Section 6.5 – Special Committees. Special Committees or chairpersons may be appointed by the Chair or at the request of the Board to perform specific functions.
a) Nominating. The Nominating Committee shall be appointed by the COMSA Chair to prepare a slate of Officers to be presented at or before the Annual Meeting. The Nominating Committee shall pre-qualify the candidates and obtain the consent of persons nominated for an office.
ARTICLE VII—Grievance Procedure
Section 7.1 – Grievances. All grievances shall be managed in accordance to USMS guidelines and shall follow the same procedure:
- Disputes arising within a single CLUB shall be filed directly with such CLUB and handled pursuant to that CLUB’s rules and procedures.

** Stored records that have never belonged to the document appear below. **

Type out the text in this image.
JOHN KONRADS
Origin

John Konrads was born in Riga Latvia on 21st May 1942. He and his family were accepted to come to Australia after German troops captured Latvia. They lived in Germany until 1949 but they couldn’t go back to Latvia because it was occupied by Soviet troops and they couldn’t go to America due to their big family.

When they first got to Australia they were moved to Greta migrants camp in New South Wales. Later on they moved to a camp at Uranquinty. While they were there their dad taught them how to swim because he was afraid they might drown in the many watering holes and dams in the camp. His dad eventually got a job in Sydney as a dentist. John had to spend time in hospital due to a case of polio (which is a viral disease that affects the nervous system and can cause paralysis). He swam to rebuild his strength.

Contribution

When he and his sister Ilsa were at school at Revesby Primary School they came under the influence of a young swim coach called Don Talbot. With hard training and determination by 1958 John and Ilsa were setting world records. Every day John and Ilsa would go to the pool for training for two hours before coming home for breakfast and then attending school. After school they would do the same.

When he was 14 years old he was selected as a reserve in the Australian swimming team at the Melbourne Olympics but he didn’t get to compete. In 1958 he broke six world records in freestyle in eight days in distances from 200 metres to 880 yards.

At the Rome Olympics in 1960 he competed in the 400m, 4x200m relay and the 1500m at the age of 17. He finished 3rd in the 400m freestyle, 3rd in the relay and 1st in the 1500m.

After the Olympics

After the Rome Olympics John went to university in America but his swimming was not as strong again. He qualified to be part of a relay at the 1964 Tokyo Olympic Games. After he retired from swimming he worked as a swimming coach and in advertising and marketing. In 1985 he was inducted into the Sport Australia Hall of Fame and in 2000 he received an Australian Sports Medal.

- Disputes during competition shall be resolved at the event, if at all possible. Failing that, the complainant shall inform the COMSA Chairperson, in writing, of the nature and details of the dispute within 30 days of the incident.
- If a dispute arises outside of competition, the complainant shall inform the COMSA Chairperson, in writing, of the nature and details of the dispute within 30 days of the incident.
- The Board of Directors shall investigate any written complaints and make a recommendation as to the resolution for action by the Colorado Masters Swimming Association.
ARTICLE VIII—Amendment of Bylaws
Section 8.1 - Amendments. These Bylaws may be amended, altered or repealed and new Bylaws may be adopted by approval of a two-thirds (2/3) majority of the voting members present at a regularly scheduled Annual Meeting. The notification of the Annual Meeting must state that action concerning the Bylaws will be taken and must include the exact wording of the proposed changes or amendment(s).
Section 9.1 - Dissolution. A request for dissolution of COMSA shall be approved by a two-thirds (2/3) majority of the members present at a regularly scheduled General Business Meeting of COMSA. Dissolution shall be made in accordance with USMS rules and regulations.
Section 9.2 - Distribution of Assets. Upon dissolution, the net assets of COMSA shall inure to USMS in accordance with their rules and regulations.